Archeologists
call cultural material found out of historical context “anomalous
artifacts.” But when ancient Chinese coins are dug up at an old
frontier fort in West Texas, words like “mysterious” or “bizarre”
seem more appropriate.
The coins from the Orient turned up in Coke
County at the site of Fort
Chadbourne, a cavalry post established in October 1852 to help
protect the frontier from hostile Indians. Five years later the
post became a stopping point on the Overland mail route. Soldiers
stayed at the hilltop fort with its commanding view of the surrounding
prairie until the beginning of the Civil War in 1861 and returned
for a short time in 1868.
Less than a decade after the last soldiers marched off, Thomas and
Lucinda Odom bought the abandoned fort as well as the property around
it and founded a ranch that has been in the same family since then.
Now owned by descendant Garland Richards and his wife Lana, the
fort is considered one of the most pristine military archeological
sites in the West. More than 20,000 military artifacts, from buttons
to weapons, have been found there over the years.
Among
the thousands of artifacts are four well-worn Chinese coins, each
with a square hole punched in their center. Two were minted during
the Ching Dynasty, which began in 1644. One of the coins dates from
1736 to 1795 and the other from 1875 to 1908. Very interesting,
but Texas isn’t anywhere near Asia.
Though the discovery of the older coins could lead the more imaginative
to conjure up the possibility of an unknown Chinese expedition to
the New World, an archeological report prepared by Richards and
San Angelo avocational archeologist Bill Yeates in 2005 concludes
the coins “were probably brought [to Chadbourne] during the ranching
period and had nothing to do with the time the fort was active.”

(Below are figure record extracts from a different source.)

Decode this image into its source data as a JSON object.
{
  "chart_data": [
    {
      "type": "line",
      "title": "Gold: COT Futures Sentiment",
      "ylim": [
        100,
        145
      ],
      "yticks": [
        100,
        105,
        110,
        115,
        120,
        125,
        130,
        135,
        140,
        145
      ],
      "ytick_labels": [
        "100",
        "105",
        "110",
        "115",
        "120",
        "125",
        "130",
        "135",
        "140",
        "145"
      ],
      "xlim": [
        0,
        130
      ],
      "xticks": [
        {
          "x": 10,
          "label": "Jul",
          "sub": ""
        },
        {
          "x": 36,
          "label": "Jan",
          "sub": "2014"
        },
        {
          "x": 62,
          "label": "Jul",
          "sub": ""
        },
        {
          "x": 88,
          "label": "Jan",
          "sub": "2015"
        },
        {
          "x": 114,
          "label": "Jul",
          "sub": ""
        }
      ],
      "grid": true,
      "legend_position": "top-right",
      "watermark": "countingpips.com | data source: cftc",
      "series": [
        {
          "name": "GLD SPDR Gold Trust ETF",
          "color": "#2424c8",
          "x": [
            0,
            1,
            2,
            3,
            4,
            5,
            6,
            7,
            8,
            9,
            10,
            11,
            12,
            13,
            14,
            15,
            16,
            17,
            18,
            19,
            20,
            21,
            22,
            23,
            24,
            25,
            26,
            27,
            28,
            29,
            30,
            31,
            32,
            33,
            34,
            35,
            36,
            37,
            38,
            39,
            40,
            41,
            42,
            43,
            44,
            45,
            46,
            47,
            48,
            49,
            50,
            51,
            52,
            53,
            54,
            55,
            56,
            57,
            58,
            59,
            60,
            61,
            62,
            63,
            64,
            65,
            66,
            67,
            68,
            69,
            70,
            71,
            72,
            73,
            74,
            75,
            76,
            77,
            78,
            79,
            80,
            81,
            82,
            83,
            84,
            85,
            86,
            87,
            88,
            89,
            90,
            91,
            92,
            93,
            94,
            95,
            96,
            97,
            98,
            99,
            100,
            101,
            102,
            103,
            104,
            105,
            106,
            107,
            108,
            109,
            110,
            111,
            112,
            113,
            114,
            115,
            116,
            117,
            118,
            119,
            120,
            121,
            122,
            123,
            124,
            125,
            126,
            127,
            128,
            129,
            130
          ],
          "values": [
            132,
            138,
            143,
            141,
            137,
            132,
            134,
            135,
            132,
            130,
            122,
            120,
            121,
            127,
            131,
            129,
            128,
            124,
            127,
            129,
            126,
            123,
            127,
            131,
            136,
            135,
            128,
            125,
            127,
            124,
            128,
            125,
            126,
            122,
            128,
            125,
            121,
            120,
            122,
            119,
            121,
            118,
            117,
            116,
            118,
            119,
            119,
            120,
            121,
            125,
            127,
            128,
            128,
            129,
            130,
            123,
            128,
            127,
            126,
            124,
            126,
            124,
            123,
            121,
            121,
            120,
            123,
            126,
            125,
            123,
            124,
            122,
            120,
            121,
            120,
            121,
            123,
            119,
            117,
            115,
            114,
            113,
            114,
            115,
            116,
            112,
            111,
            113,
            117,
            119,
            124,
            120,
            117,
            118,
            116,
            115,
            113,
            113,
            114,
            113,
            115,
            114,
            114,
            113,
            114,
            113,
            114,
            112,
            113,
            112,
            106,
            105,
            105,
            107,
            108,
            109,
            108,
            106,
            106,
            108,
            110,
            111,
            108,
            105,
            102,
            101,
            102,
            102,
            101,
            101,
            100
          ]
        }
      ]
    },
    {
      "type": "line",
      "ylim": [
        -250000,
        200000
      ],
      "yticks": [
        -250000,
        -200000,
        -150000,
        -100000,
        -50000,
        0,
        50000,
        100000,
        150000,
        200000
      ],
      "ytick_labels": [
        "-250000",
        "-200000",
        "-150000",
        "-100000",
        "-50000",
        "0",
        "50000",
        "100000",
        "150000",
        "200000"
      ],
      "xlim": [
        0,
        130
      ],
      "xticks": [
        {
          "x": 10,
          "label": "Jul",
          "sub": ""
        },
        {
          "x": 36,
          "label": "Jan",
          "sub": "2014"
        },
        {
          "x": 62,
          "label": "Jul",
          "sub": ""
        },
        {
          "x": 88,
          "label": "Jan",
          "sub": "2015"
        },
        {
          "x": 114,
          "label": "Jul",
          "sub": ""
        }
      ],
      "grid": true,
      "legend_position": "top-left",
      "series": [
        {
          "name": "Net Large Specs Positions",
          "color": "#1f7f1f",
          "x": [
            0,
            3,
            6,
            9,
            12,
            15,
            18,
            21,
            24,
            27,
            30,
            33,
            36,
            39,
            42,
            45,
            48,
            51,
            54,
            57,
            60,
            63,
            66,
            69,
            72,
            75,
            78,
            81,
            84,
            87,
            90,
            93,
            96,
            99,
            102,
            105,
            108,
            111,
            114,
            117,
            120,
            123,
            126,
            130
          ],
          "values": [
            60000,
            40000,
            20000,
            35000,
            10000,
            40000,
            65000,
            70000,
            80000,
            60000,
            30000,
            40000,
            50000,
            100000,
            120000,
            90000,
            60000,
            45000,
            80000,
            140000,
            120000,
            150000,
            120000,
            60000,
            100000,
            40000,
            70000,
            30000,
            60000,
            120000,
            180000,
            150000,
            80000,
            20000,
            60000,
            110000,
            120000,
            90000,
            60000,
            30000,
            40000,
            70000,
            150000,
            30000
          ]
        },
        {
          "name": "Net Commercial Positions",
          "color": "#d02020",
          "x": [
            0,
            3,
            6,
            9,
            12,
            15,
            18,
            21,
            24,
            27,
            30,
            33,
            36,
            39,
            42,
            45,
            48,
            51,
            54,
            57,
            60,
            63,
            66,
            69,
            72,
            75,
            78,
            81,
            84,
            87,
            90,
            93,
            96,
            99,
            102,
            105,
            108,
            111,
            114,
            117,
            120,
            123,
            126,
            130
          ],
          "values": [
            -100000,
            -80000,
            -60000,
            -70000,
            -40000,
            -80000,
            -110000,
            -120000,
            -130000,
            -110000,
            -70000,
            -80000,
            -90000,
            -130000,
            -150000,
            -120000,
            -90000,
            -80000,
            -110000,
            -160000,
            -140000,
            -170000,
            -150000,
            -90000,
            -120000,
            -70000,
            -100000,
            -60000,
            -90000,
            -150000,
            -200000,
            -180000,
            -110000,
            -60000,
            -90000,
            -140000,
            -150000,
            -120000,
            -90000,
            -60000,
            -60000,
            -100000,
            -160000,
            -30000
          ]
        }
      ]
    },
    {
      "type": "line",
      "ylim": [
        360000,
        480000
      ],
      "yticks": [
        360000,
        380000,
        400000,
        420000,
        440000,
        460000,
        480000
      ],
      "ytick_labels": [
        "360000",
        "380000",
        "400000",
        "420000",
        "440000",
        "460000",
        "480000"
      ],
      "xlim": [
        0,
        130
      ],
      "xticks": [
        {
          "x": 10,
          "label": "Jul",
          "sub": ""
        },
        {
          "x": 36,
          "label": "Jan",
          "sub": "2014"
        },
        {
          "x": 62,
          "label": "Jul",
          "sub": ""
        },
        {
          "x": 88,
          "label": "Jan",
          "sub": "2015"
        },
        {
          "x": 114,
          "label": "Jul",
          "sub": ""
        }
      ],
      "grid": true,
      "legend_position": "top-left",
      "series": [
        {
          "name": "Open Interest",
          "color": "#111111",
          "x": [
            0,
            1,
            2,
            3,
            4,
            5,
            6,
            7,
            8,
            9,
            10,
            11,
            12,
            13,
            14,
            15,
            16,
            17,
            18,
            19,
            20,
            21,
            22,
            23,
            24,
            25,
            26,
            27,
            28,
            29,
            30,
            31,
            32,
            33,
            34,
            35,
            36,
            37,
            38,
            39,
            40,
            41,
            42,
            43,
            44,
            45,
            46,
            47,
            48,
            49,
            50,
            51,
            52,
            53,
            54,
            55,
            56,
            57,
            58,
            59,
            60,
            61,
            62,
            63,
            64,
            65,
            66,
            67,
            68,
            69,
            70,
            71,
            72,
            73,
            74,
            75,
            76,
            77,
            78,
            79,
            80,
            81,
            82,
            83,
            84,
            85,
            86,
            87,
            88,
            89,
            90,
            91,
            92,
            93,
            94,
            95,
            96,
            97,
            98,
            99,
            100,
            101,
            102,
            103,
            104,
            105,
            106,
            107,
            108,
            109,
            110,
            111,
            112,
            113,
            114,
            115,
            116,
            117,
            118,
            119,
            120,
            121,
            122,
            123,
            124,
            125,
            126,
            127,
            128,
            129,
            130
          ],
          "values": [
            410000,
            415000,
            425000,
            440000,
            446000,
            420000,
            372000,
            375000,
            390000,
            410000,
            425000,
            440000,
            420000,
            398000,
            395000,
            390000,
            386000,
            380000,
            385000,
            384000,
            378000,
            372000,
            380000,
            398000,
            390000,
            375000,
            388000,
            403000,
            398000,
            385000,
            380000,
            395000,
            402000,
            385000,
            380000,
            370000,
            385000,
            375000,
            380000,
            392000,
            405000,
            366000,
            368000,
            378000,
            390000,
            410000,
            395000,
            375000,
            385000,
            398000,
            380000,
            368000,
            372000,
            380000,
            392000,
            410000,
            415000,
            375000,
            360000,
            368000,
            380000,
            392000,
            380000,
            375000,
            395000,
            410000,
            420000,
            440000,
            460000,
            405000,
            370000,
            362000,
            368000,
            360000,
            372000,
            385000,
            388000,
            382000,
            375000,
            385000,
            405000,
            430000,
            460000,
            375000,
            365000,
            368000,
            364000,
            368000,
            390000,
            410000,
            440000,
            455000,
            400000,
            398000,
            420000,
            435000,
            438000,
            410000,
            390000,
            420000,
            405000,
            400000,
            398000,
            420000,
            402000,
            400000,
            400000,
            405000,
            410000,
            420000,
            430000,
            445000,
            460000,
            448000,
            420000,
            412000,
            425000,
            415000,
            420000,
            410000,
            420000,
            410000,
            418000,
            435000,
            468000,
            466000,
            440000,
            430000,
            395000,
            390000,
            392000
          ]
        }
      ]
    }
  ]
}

Not to mention not being remnants of a Colonial-era visit by Chinese.
Most likely, someone who passed through Fort
Chadbourne carried the coins as a curiosity. Who knows? The
Butterfield stage went to San Diego, CA. Maybe someone got them
there and, on his or her way back east, gave them to a kid who eventually
lost them.
Two early Spanish coins also are among the Fort Chadbourne artifact
collection. Well-worn, they too probably were lost from someone’s
pocket or purse. Turns out that silver Spanish coins were legal
tender in the U.S. until 1857.
A final set of anomalous artifacts found at the fort are six Republic
of Texas-era military buttons. Soldiers of that area are not
known to have been at the future site of the fort, but an early
1840s Indian-fighting expedition under Col. John Henry Moore that
traveled up the Colorado River could have stopped there for water.
After federal troops left the fort following Texas’ secession from
the Union, state militia and regular Confederate States of America
soldiers occupied the fort at various times. Some of them may have
been wearing uniforms with Republic of Texas surplus buttons.
A third possibility, which based on a couple of letters found at
the Center for American History in Austin seems the most plausible
in the opinion of Richards and Yeates, is that a character by the
name of LeGrand Capers purchased the “Texas buttons” as he called
them for trade with the Indians. Capers, who is known to have spent
some time at Chadbourne,
traded with the Indians for skins and may have been a collector
of Indian attire.
As Richards and Yeates conclude, “Every artifact has a story. None
of them are really anomalous; we just do not know their story.”